Inisiatif ini dibangun berdasarkan wawasan yang diperoleh dari Project Dunbar, sebuah proyek eksperimental yang berfokus pada pembuatan platform mata uang digital multi-bank sentral (mCBDC). Arsitektur kepatuhan berdasarkan desain yang dibayangkan dari Project Mandala berpotensi memfasilitasi transfer aset digital lintas batas yang lebih efisien, termasuk mata uang digital bank sentral (CBDC) dan deposito tokenized. Selain itu, ini dapat berfungsi sebagai lapisan kepatuhan dasar untuk sistem pembayaran grosir atau ritel yang sudah ada dan yang sedang berkembang.
Langkah-langkah yang diusulkan oleh Project Mandala mencakup aturan valuta asing yang terukur dan dapat dikonfigurasi, serta langkah-langkah anti-pencucian uang dan pemberantasan pendanaan terorisme (AML/CFT). Dengan menyatukan proses-proses ini ke dalam sebuah protokol umum, proyek ini bertujuan untuk merampingkan transaksi lintas batas dan meningkatkan kecepatan, biaya, dan transparansi dari transaksi-transaksi tersebut.
Proyek ini selaras dengan tindakan prioritas Dewan Stabilitas Keuangan 2023, dengan fokus pada pencapaian target G20 untuk meningkatkan pembayaran lintas batas. Secara khusus, proyek ini bertujuan untuk mempromosikan lingkungan hukum, regulasi, dan pengawasan yang efisien untuk pembayaran lintas batas dengan tetap menjaga keselamatan, keamanan, dan integritasnya.

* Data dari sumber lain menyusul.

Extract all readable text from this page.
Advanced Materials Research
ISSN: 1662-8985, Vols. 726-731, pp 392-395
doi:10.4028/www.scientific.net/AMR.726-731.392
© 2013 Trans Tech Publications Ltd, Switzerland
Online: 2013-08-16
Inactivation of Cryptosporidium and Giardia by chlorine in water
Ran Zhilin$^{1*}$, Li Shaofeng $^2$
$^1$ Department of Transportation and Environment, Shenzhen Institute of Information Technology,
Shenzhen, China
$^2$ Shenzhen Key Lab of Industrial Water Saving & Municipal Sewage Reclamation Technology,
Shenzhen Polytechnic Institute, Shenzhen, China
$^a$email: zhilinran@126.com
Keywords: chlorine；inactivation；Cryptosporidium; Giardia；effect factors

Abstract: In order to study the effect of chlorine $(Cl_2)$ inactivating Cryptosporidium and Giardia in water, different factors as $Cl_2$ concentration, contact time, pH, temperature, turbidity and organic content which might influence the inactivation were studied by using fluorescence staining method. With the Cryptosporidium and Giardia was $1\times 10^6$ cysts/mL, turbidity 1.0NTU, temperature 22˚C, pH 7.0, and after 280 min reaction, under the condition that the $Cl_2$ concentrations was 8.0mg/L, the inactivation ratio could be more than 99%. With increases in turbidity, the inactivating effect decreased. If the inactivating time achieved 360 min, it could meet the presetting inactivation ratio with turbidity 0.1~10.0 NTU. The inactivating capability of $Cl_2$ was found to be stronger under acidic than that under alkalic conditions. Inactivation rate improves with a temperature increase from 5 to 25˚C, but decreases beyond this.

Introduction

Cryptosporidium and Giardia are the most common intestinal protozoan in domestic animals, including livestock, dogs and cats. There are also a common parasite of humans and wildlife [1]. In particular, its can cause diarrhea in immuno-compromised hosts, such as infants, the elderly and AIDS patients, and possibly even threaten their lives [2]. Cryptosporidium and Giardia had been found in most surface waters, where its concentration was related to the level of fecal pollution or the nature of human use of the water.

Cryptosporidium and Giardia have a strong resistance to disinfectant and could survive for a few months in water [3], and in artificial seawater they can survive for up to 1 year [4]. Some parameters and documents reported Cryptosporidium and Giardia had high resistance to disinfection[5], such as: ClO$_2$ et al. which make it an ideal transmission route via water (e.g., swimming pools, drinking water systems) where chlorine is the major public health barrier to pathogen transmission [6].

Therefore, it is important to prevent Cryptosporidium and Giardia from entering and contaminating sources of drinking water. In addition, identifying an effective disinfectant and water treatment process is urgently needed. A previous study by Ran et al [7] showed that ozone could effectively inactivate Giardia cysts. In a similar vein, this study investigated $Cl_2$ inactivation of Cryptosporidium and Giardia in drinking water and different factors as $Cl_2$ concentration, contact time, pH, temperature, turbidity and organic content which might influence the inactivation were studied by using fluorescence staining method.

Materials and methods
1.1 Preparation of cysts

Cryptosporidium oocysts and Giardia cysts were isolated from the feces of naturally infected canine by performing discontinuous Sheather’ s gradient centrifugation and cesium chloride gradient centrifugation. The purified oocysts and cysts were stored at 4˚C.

Perwakilan dari bank-bank sentral yang berpartisipasi menyatakan komitmen mereka terhadap tujuan proyek ini. Sebagai contoh, Asisten Gubernur Bank Negara Malaysia (BNM), Norhana Endut, menekankan komitmen BNM untuk membuat pembayaran lintas batas menjadi lebih efisien. Kolaborasi ini dipandang sebagai jalan potensial untuk mencapai transaksi lintas batas yang lebih lancar secara global sambil memastikan kepatuhan terhadap peraturan dan keamanan transaksi.
Demikian pula, Asisten Gubernur RBA (Sistem Keuangan) Brad Jones menyoroti pentingnya proyek ini dalam memahami bagaimana menyatukan kebijakan dan langkah-langkah regulasi dalam protokol umum dapat meningkatkan kecepatan, biaya, dan transparansi transaksi lintas batas. Australia, bersama dengan komunitas internasional yang lebih luas, memprioritaskan upaya untuk meningkatkan pembayaran lintas batas, dan RBA berdedikasi untuk berkontribusi pada inisiatif global ini.